If you're here in the Panel Discussion programming block, you might be a lapsed comics reader, trying to find a way back to the JLA Satellite. Or you might someone killing time until you pick up your weekly Wednesday pull list. Or maybe you've said goodbye to dozens of longboxes to embrace the promise of digital comics. Whichever it is, you're still interested in the good stuff.
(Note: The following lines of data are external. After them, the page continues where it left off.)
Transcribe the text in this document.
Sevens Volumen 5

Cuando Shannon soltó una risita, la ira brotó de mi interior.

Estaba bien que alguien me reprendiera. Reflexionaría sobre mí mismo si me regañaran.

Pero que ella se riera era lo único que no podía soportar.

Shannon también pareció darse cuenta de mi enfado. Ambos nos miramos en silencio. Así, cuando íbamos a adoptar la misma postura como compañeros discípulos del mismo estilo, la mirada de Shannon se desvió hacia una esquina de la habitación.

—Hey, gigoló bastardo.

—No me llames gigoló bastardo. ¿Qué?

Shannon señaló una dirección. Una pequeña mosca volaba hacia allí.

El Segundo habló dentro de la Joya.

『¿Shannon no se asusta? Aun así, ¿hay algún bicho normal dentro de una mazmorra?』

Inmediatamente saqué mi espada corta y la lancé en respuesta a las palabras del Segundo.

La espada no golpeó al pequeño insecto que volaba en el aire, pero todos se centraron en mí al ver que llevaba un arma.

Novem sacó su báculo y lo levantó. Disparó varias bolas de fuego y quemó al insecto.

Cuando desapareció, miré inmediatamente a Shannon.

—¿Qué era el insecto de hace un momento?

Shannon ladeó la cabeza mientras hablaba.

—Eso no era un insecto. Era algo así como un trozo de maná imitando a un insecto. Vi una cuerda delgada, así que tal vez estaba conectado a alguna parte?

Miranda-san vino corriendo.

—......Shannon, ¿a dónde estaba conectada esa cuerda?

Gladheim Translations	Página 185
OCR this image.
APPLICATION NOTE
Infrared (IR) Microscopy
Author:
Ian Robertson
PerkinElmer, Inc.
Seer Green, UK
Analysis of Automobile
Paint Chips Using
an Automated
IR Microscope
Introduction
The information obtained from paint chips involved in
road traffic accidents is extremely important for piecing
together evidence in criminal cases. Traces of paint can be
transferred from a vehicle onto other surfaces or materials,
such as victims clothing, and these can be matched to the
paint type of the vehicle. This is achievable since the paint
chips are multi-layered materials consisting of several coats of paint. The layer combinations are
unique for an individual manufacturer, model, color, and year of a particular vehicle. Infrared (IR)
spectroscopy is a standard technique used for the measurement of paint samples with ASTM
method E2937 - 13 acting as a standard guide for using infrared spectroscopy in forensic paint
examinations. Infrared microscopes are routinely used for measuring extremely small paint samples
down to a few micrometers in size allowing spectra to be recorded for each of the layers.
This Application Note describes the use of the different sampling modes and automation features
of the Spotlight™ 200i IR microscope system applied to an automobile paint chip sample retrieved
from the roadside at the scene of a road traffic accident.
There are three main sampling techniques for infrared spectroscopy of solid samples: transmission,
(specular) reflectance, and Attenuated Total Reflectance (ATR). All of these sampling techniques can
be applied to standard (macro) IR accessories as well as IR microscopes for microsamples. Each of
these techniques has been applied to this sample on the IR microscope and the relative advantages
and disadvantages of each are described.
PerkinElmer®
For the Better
Welcome, then, to the Panel Discussion
Dozen Quartet, where I pick out just-released or out-soon comics that I think are worth paying attention to. Ready? Then, let's meet the sequential art that'll be draining your wallet this week. Be sure to chime in with the books you'll be picking up or that you think everybody should be ready in the comments.
Action Comics #11
Look, we all know that Superman's not going to stop being Clark Kent, despite faking Kent's death last issue. The high points of this issue will be in looking at how Morrison explore the emotional core hidden inside The Man of Steel's personal lives. No one wants to be Superman all the time, even Kal-El. Should be interesting too see how Morrison addresses Superman's need for normalcy in this story arc.
Danger Club #3
The first two issues of this Image comics series have impressed me with its vision of how teen superheroes go wrong when their mentors disappear in battle. Personality cults and hormone-driven ultraviolence get mixed in with a mournful coming-of-age subtext where a whole society of kids desperately tries to do what their parents couldn't. Great archetype subversion in these pages.
Avengers Vs. X-Men #7
For a while there, I thought I was going to drop Avengers vs. X-Men from my monthly reads. But the character work in this crossover event has been strong and today's Marvel Now! news indicates that Marvel's next big status quo shift will be spinning out of this book. So, some folks won't be ultra-powered for long—sorry, Magik—but things will likely be more interesting as a result
God and Science: Return of the Ti-Girls HC
One of the best thing about Jaime Hernandez's work—-whether together with brother Gilbert andr separate—is how they can meld strongly realized character relationships with all manner of weird sci-fi and superhero motifs. It's as if they never shook their adolescent fascination with rayguns and capes, choosing instead to deepen the metaphoric and escapist elements of such genre tropes. In short: God and Science is a loopy, heartfelt and sometimes biting usage of the adventure fiction template that feels lived-in and mature. A must read.